Second, the group of active fund managers survives better in a market with high fundamental risk. This means that active fund management should be more popular in the market where the fundamental value of assets is more difficult to assess. This leads to several testable implications. For example, active fund management should
be more popular in high-risk funds than in low-risk funds. Similarly, active fund management should be more popular in the stock market than in the bond market and more popular in emerging markets than in the U.S. market, etc. Finally, while individual active fund managers may display various degrees of overconfidence or investor sentiment, the surviving active fund managers should exhibit moderate aggressiveness, rather than extreme aggressiveness.
Although in this paper we focus on the survival of nonrational investors in asset markets, our key finding that moderately aggressive, nonrational agents can enhance their survivability seems to have broader applications in other economic settings.

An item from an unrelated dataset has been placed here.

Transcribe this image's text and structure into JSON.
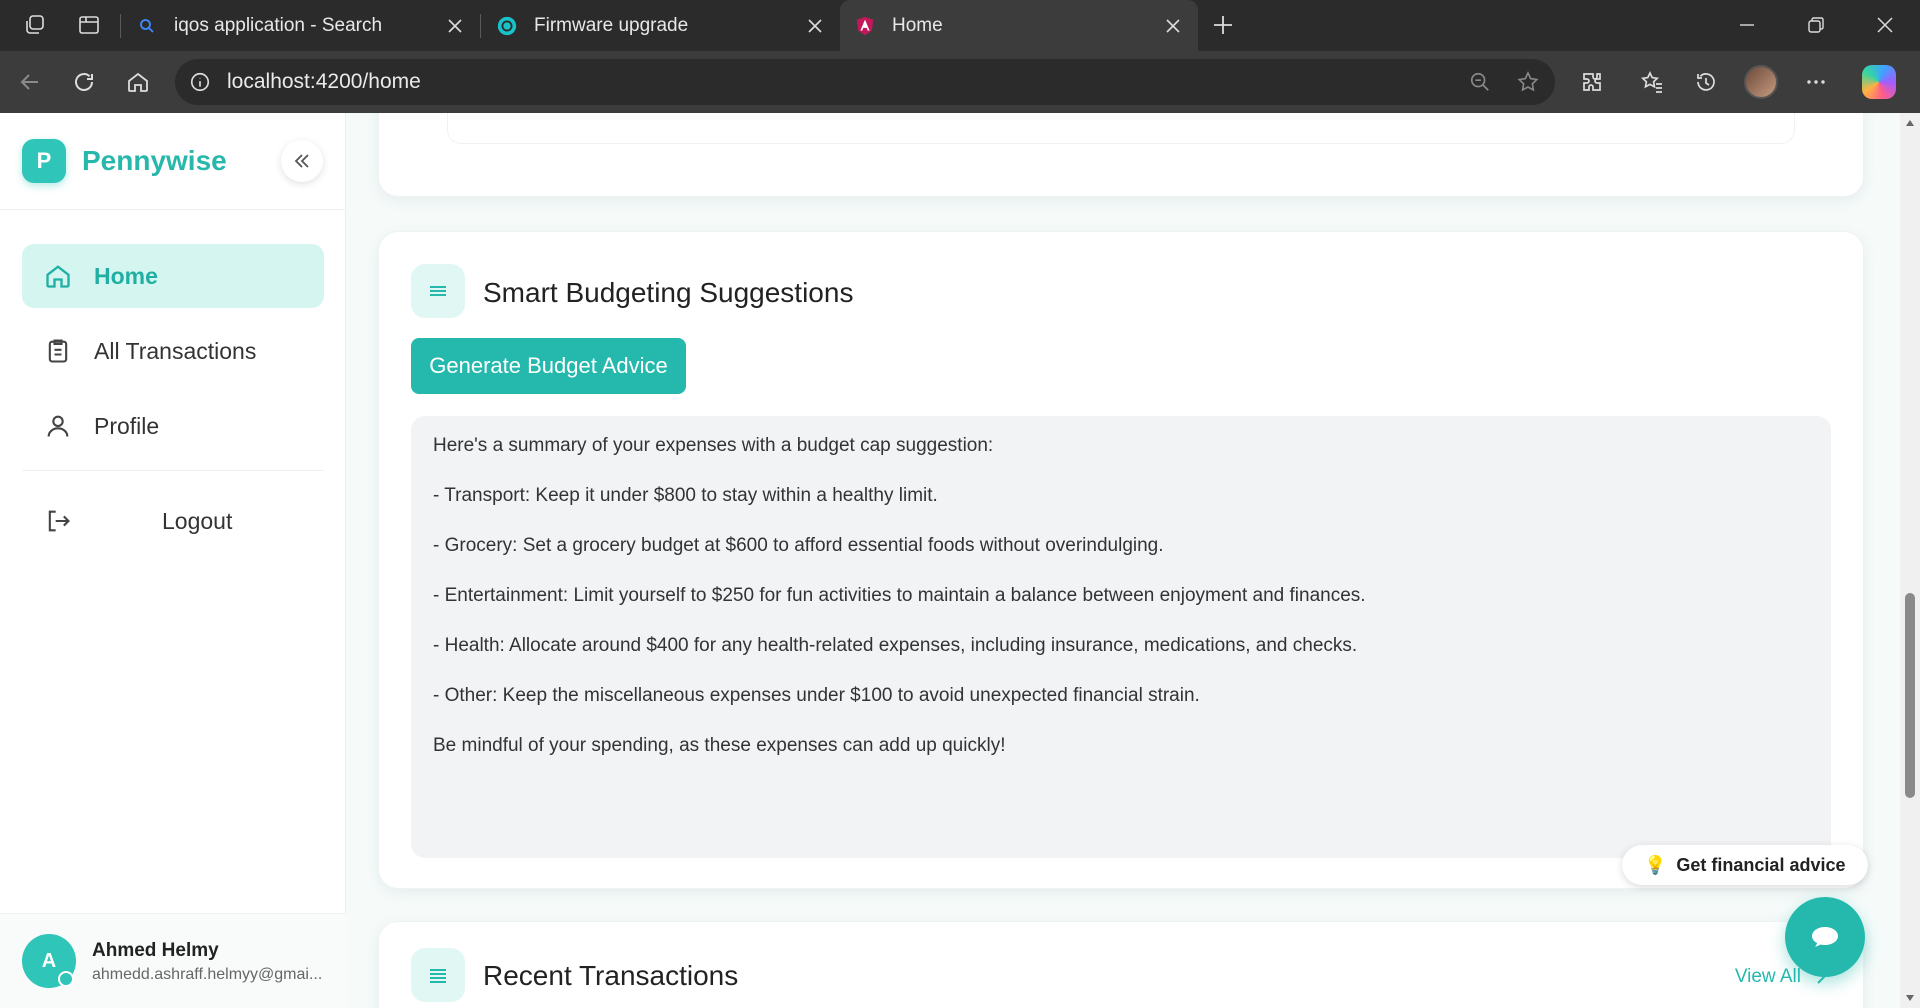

For example, Bernardo andWelch (2000) examine a model of informational cascades and find that overconfident entrepreneurs, who overweigh their private information, can better convey valuable information to the group and hence avoid the bad herding equilibrium. Goel and Thakor (2000) consider a model of leadership and showthat the overconfident manager, who understimates his or her project risk, has a greater chance to be chosen as the leader (CEO) than an otherwise identical rational manager. This is so because the race to CEO is like a winner-take-all game, in which only the extreme positive performance will be awarded.